A total of 12 Bills have been listed for the First Ordinary Session of Parliament which will convene on 8.30am Monday, June 13 to June 20.

The majority of these are not new bills but amendments to existing laws.

These are: Bill for the Penal Code, Bill for the Right to Information Act, Bill for the Supplementary Appropriation, Bill for the Citizenship, Bill for the International Tax Cooperation Act, Bill for the Stamp Duties, Bill for the Utilities Regulatory Authority, Bill for Commercial Government Business Enterprise, Bill for the International Companies, Bill for the Land Lease Act, Bill for the Paris Agreement (Ratification) and Bill for the Stature Law.

Parliament has confirmed the dates for the Ordinary Session as advised by the Prime Minister from June 13-20, 2016.

“According to the Standing Orders of Parliament, the Parliament’s recess period begins on June 20 which means Parliament cannot sit from June 20-July 20,” said Acting Clerk of Parliament Leon Teter.

“However, the Government may suspend the Standing Orders.”

Article 46 in the Standing Orders of Parliament provided for a motion to suspend Standing Orders whenever the Speaker is satisfied that there is a case of urgent necessity for the proper conduct of the business of Parliament; (1) “…These Standing Orders shall be suspended so far as is necessary to carry out the object for which the motion was made.

(2) A motion to suspend Standing Orders shall require to be seconded and shall not take effect unless it has been supported by the votes of not less that two-thirds of the Members present.

(3) When the conduct of the business of Parliament requires, the Speaker may, with the unanimous consent of the Members present, suspend any specified Standing Oder.

In the aftermath of the suspension of the Special Parliament Sitting after the lack of quorum to Thursday next week as provided for under the Constitution, the Opposition Bloc has sought legal opinion on the legality of two parliament sessions being convened simultaneously.

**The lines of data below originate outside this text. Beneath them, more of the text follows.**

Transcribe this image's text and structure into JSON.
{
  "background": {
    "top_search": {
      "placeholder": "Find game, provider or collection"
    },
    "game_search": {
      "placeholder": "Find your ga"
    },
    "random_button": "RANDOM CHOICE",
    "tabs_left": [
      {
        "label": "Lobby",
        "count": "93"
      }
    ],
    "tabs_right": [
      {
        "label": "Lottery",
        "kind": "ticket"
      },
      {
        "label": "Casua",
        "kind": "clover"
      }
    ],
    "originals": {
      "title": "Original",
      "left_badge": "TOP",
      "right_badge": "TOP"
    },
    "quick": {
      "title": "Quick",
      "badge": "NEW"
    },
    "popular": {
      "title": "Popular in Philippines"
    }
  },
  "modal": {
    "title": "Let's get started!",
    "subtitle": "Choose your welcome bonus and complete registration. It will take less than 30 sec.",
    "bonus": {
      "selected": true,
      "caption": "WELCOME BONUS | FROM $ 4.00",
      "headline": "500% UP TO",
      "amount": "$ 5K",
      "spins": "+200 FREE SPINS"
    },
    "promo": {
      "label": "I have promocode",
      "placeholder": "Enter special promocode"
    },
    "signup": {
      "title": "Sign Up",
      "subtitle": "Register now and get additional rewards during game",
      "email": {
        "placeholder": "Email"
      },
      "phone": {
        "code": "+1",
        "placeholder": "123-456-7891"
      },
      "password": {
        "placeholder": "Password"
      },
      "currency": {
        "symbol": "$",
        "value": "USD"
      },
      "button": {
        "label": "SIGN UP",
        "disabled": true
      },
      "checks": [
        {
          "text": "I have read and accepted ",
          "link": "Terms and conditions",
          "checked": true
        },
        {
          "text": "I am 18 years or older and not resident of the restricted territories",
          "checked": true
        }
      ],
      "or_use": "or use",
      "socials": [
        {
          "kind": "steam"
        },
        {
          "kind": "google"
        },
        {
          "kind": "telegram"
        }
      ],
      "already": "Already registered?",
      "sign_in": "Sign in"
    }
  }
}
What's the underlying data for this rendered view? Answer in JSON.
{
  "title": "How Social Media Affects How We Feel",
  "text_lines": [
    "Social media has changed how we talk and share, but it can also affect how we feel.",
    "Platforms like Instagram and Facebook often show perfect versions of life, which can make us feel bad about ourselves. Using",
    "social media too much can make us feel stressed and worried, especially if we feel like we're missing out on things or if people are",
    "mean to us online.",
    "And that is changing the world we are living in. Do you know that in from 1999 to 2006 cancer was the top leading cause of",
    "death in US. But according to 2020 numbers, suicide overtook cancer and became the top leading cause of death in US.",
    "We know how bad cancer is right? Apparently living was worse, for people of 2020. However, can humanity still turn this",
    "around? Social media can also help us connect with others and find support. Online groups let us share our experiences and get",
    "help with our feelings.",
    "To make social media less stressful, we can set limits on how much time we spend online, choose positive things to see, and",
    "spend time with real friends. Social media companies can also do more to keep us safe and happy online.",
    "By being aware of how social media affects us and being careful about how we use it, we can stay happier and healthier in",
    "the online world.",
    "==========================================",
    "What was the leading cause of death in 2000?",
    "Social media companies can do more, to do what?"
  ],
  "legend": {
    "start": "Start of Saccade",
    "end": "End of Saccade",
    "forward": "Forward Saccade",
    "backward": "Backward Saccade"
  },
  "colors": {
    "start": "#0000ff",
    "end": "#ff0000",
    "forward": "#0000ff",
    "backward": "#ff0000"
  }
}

The bloc questions why Speaker of Parliament, Esmon Simon opened the Extraordinary Session of Parliament on Thursday, knowing fully well the government did not have 39 MPs to constitute the required quorum.

On his part, the Office of the Speaker of Parliament, said the Speaker’s announcement during the opening of the special sitting is “Constitutional”.

It stated, “The Speaker’s opening of the Special Sitting of Parliament on June 9, 2016 follows the Notice and Summons for all Members of Parliament to meet for the special sitting and is constitutional.

“In accordance with Article 86 of the Constitution, if there is no quorum in the House during this proceeding, the Constitution requires an adjournment to reconvene in seven days, which is Thursday.

“As a normal practice in Parliament, the proceeding on June 9 is the opening of this special sitting which is still open until Thursday to be reconvened and the Speaker of Parliament on closing the proceeding has adjourned in the absence of a quorum.”